Abstract TP264: Actin Reorganization is a Rapid and Reversible Adaptive Response by Neurons Exposed to Ischemic and Excitotoxic Injury in vitro and in vivo

Abstract

In initial stages of ischemic injury, glutamate receptor hyperactivation mediates extensive neuronal cell death. Most of this initial death is due to cytotoxic edema, whereby sodium and chloride entry cause cell swelling. Early subcellular responses to neuronal edema are poorly understood. We observed that actin filaments (F-actin) undergo a dramatic reorganization within the somatodendritic domain of neurons exposed to ischemia and/or sublethal excitotoxicity in vivo and in vitro. Fluorescence imaging was performed on embryonic rat hippocampal neurons cultured for 21-days in vitro. “Ministrokes” were induced in vivo by photothrombosis of a single penetrating vessel in mouse sensorimotor cortex.
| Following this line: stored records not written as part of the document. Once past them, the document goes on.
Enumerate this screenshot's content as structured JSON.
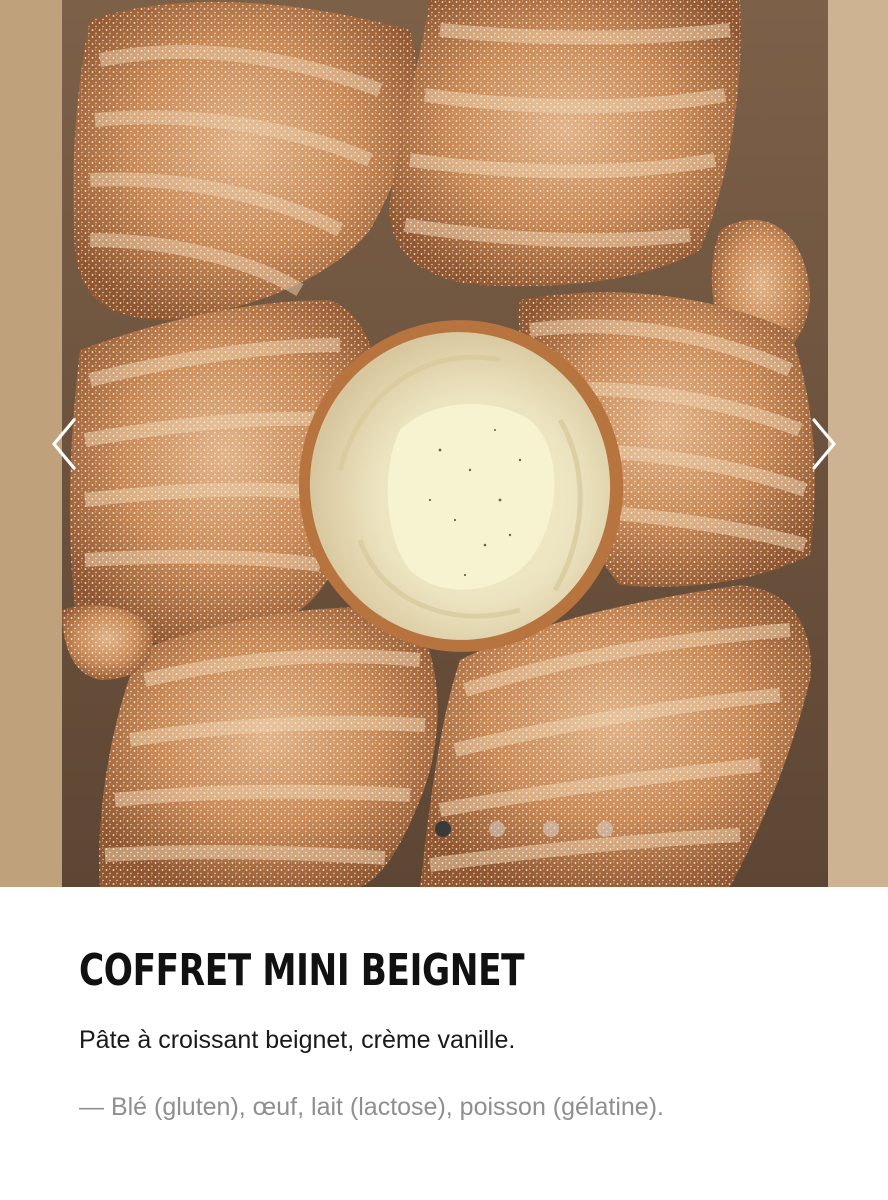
{
  "carousel": {
    "image_alt": "Coffret mini beignet",
    "slide_count": 4,
    "active_index": 0,
    "prev_icon": "chevron-left-icon",
    "next_icon": "chevron-right-icon",
    "arrow_color": "#ffffff",
    "dot_active_color": "#3a3a3a",
    "dot_inactive_color": "#d8d2cc"
  },
  "product": {
    "title": "COFFRET MINI BEIGNET",
    "description": "Pâte à croissant beignet, crème vanille.",
    "allergens": "— Blé (gluten), œuf, lait (lactose), poisson (gélatine)."
  },
  "colors": {
    "box_kraft": "#c9ad89",
    "beignet_crust": "#c98a56",
    "crumb": "#efe8c8",
    "title_text": "#111111",
    "body_text": "#1a1a1a",
    "muted_text": "#8f8f8f"
  }
}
Animals were fixed 4 or 6 hours after vessel occlusion. Fluorescence images were analyzed in infarct, peri-infarct, and contralateral regions. All experiments were repeated 3-4 times, and quantified in a blinded fashion In control tissue F-actin is concentrated within dendritic spines, with little F-actin in the dendrite shaft. Within 5 min of applying 50μM NMDA, F-actin is lost from spines (inducing spine shrinkage) and polymerizes into long filament bundles within the dendrite shaft and soma. A similar redistribution of actin occurs after oxygen/glucose deprivation in vitro and after stroke in vivo. In vitro these actin changes are reversible within 1-3 hours of transient NMDA exposure. Increased Ca2+ is necessary but not sufficient for iniduction. Conditions that reduce cytotoxic edema prevent actinification; conditions that promote cytotoxic edema induce actinfication. The actin nucleator inverted formin-2 (INF2) was found to mediate dendrite actinification. Pharmacological inhibition of formins but not Arp2/3, completely prevented actinification. Moreover, silencing of endogenous INF2 using shRNA prevented NMDA-induced actinification; overexpression of wildtype INF2 sensitized neurons to actinification. Silencing of INF2 rendered neurons more vulnerable to NMDA-induced cell death. Results indicate that ischemia-induced actin filament accumulation within the somatodendritic compartment is a pro-survival response that protects neurons from death induced by cell swelling.